# Threaded spindle questions



## m8298 (Nov 30, 2013)

Hello all,

I am fairly new to machining and metal work. I have always been interested in lathes of any kind.  I have been a woodturner as a hobby for a long time now.  I acquired and restored an old Logan metal lathe several years ago.  I am slowly teaching myself how to properly run a metal lathe.   I am getting more and more confident. I've been working on cutting threads and tapers lately. 

In my wood turning experience, it has not been uncommon for me to want to make my own chuck, faceplates, adaptors and tapers.  One thing I have noticed in trying to make things to fit threaded spindles, is that threaded chuck and face plates usually have two flats being the thread that assist in maintaining concentricity. One is immediately being the thread, parallel to the spindle.  The other is a shoulder that is perpendicular to the spindle. 

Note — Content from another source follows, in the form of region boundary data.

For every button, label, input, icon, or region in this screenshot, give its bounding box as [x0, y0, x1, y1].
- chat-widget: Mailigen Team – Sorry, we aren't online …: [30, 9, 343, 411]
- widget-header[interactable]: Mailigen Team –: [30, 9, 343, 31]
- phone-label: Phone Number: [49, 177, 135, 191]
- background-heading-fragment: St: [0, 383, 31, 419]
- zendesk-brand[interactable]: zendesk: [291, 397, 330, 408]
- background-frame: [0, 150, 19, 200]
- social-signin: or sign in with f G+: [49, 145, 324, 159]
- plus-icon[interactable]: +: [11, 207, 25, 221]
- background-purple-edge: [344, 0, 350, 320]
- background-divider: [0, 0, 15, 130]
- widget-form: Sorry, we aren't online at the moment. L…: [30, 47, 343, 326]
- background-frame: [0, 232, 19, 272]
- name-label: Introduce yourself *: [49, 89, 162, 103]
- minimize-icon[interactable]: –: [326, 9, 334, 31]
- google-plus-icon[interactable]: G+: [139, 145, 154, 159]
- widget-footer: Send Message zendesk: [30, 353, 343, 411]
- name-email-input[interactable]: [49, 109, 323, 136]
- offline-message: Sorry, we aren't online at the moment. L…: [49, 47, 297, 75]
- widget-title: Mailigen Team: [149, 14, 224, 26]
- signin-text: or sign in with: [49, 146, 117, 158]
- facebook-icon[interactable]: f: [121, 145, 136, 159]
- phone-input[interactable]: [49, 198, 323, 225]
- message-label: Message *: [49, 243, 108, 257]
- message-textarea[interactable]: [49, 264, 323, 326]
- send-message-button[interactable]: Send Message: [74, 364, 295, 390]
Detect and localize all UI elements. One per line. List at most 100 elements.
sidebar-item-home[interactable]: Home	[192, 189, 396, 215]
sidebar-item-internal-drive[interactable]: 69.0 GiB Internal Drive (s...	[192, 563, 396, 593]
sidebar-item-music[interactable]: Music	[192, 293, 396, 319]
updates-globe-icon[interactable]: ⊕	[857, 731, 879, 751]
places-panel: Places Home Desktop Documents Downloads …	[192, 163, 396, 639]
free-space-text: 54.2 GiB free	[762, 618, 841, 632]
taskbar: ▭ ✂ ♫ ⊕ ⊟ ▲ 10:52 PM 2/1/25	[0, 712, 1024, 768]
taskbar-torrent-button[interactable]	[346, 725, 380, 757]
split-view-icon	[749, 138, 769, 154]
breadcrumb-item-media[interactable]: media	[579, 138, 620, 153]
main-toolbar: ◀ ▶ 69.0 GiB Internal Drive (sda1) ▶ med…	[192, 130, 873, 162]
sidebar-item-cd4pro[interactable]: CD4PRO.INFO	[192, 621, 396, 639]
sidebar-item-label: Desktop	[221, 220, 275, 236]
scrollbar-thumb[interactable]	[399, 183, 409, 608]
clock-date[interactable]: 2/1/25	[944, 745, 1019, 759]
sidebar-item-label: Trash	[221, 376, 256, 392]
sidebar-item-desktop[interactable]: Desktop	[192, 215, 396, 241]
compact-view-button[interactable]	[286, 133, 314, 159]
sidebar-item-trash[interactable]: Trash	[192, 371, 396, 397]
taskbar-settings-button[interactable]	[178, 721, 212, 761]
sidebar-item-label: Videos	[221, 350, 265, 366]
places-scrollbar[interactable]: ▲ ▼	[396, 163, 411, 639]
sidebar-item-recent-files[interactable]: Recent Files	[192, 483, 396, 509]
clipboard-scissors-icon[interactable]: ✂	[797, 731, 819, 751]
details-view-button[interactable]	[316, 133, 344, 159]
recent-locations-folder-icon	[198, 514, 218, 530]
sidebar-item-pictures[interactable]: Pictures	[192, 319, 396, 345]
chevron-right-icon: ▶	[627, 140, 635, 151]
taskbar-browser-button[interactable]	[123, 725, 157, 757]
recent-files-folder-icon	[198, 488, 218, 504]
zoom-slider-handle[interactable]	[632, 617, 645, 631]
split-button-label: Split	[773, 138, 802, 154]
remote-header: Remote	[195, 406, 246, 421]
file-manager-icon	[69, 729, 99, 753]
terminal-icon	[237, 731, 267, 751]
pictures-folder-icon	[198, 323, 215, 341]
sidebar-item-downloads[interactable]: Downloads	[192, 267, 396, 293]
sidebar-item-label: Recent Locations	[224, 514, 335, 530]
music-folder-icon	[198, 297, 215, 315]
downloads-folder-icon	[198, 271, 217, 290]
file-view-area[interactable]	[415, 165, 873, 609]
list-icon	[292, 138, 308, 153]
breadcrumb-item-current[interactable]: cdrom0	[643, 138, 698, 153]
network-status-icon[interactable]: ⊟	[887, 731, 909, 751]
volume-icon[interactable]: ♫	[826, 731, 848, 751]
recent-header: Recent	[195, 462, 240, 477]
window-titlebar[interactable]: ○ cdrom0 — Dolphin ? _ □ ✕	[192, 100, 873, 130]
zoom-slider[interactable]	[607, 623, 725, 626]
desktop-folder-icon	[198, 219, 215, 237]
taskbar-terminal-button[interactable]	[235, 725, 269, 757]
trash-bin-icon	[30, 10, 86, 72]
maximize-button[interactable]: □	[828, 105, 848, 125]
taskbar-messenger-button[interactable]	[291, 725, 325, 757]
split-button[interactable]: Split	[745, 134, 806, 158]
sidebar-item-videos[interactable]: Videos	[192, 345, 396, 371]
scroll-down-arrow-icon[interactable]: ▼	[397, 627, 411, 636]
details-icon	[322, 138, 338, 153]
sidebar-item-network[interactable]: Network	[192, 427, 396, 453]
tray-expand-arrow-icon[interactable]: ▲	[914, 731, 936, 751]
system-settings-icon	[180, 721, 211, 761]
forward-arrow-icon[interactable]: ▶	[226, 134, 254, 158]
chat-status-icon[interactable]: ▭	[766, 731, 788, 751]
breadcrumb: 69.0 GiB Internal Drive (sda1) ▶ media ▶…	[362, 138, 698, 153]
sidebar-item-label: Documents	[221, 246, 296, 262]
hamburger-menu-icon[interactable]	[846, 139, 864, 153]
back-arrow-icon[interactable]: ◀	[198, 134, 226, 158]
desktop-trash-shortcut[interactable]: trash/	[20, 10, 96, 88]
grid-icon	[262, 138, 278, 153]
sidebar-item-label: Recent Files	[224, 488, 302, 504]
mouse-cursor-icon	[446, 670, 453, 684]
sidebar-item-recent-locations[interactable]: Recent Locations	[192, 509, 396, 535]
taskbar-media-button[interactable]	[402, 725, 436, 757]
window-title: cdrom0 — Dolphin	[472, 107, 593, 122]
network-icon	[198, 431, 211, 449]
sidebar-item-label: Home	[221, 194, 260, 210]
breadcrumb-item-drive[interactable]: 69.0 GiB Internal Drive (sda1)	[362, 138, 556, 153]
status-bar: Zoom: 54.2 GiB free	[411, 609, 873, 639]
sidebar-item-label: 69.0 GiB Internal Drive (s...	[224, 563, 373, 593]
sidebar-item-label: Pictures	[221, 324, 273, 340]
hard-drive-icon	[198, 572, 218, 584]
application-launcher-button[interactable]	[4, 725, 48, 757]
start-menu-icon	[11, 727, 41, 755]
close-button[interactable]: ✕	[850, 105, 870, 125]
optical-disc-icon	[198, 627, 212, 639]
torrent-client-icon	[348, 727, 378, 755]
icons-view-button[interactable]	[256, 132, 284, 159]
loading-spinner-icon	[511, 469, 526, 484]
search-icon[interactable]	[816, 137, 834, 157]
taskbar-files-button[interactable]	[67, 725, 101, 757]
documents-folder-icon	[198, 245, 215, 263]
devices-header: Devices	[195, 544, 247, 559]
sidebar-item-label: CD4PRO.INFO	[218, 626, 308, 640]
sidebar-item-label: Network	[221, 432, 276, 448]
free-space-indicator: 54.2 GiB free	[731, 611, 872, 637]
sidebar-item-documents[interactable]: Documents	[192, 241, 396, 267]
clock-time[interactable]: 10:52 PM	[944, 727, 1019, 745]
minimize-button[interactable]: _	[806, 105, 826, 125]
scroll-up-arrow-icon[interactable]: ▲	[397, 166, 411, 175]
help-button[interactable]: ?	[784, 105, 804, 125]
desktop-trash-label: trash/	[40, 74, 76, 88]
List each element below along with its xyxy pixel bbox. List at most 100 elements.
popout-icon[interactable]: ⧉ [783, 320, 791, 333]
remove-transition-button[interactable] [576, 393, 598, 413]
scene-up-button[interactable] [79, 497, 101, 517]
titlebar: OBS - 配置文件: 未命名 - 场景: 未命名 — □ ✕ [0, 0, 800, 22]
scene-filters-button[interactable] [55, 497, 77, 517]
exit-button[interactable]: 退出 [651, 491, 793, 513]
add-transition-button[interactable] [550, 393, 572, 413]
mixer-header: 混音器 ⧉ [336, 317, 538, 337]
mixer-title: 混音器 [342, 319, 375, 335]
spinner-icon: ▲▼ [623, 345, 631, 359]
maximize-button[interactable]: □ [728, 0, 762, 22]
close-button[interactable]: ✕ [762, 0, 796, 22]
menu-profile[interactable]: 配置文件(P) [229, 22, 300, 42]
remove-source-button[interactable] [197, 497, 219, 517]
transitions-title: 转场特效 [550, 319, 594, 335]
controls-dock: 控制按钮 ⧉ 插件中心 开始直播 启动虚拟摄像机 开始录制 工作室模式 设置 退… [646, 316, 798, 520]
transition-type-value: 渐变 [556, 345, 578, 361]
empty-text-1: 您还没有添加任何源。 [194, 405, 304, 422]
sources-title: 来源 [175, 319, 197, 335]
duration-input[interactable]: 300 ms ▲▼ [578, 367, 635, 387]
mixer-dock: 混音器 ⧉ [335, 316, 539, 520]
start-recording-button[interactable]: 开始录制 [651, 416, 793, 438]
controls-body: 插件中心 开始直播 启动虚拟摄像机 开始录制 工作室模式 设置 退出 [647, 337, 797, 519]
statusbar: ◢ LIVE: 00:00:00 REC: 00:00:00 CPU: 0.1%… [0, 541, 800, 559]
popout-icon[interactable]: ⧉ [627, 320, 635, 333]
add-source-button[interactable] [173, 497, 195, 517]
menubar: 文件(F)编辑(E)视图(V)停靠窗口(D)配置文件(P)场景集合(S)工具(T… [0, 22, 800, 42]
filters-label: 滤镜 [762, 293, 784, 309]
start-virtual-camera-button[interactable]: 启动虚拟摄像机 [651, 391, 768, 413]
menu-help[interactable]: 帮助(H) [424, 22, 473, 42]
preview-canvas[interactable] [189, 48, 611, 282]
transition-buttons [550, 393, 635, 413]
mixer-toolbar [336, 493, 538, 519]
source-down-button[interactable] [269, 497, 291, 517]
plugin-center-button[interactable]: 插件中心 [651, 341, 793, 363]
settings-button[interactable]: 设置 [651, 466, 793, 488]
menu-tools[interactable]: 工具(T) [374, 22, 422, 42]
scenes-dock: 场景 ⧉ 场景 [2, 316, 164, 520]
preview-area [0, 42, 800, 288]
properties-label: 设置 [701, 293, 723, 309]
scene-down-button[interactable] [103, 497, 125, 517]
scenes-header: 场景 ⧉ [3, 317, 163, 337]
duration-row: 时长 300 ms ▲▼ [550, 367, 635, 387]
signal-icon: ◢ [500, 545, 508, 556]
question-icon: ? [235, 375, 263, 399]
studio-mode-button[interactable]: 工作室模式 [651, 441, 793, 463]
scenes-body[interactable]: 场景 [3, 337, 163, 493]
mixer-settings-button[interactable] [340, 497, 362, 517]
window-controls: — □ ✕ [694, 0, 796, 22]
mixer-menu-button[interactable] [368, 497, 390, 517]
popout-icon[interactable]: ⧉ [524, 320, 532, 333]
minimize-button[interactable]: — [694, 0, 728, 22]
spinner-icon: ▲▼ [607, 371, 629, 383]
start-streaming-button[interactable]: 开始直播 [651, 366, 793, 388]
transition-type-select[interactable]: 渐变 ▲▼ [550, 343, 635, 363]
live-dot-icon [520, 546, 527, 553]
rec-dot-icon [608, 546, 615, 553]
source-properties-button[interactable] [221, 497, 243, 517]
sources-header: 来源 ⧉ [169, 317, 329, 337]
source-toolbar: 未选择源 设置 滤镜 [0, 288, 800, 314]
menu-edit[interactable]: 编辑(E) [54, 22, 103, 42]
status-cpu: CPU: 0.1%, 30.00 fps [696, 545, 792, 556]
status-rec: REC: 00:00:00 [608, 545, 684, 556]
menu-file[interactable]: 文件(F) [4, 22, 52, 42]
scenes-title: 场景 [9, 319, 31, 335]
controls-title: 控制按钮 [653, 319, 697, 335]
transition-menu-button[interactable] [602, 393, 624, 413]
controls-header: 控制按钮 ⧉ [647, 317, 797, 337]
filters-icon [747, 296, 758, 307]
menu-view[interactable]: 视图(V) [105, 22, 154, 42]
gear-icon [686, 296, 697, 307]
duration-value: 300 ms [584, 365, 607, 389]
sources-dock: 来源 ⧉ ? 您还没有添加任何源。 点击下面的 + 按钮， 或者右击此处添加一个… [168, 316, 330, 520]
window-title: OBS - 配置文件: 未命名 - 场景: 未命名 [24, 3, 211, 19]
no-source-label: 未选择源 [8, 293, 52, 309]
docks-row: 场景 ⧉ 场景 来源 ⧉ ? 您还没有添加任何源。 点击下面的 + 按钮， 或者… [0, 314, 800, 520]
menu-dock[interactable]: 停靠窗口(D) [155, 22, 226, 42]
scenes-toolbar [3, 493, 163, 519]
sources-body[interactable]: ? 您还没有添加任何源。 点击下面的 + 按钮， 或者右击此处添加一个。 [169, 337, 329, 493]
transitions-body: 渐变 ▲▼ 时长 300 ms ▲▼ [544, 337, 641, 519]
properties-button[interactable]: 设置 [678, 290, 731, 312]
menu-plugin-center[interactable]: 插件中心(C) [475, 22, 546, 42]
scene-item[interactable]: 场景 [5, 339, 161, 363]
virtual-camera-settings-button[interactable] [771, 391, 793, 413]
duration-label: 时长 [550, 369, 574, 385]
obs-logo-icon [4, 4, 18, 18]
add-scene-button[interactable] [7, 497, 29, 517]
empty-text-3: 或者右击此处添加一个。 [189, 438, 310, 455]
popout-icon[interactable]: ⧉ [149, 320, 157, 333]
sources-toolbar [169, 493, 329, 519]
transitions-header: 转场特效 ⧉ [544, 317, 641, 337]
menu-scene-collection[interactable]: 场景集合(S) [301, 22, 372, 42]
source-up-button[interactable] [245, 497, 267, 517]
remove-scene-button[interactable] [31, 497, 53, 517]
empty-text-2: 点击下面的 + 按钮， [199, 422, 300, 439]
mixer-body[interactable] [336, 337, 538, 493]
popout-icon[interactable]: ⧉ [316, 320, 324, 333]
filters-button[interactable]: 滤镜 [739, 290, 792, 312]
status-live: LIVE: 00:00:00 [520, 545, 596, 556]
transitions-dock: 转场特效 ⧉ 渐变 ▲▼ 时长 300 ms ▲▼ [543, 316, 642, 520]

What I am looking for is any input on making any of the following items properly and maintaining concentricity.  I am interested in making:

Threaded adaptors, to make chucks fit different machine threads.
Basic chucks and face plates. 
Machine spindles( I have a hand operated rose engine lathe that I am planning to build.)



Regards,
John


----------



## pdentrem (Nov 30, 2013)

There is couple threads on making back plate here. 
Pierre

Also I found these.

http://www.lathes.co.uk/latheparts/page7.html

http://www.metalwebnews.com/howto/chuckmnt/chuckmnt.html

http://www.cnccookbook.com/CCColletChuck.htm


----------



## Terrywerm (Nov 30, 2013)

Most threaded spindles use a shoulder to maintain concentricity as the threads themselves will not do a proper job in that area. The shoulder on the spindle is a close fit to a recess in the chuck or faceplate. It is this close fit that actually maintains concentricity, not the threads, thus due care must be given when machining the shoulder on an adapter or the recess in a backplate so that concentricity can be maintained to a proper level of accuracy.


----------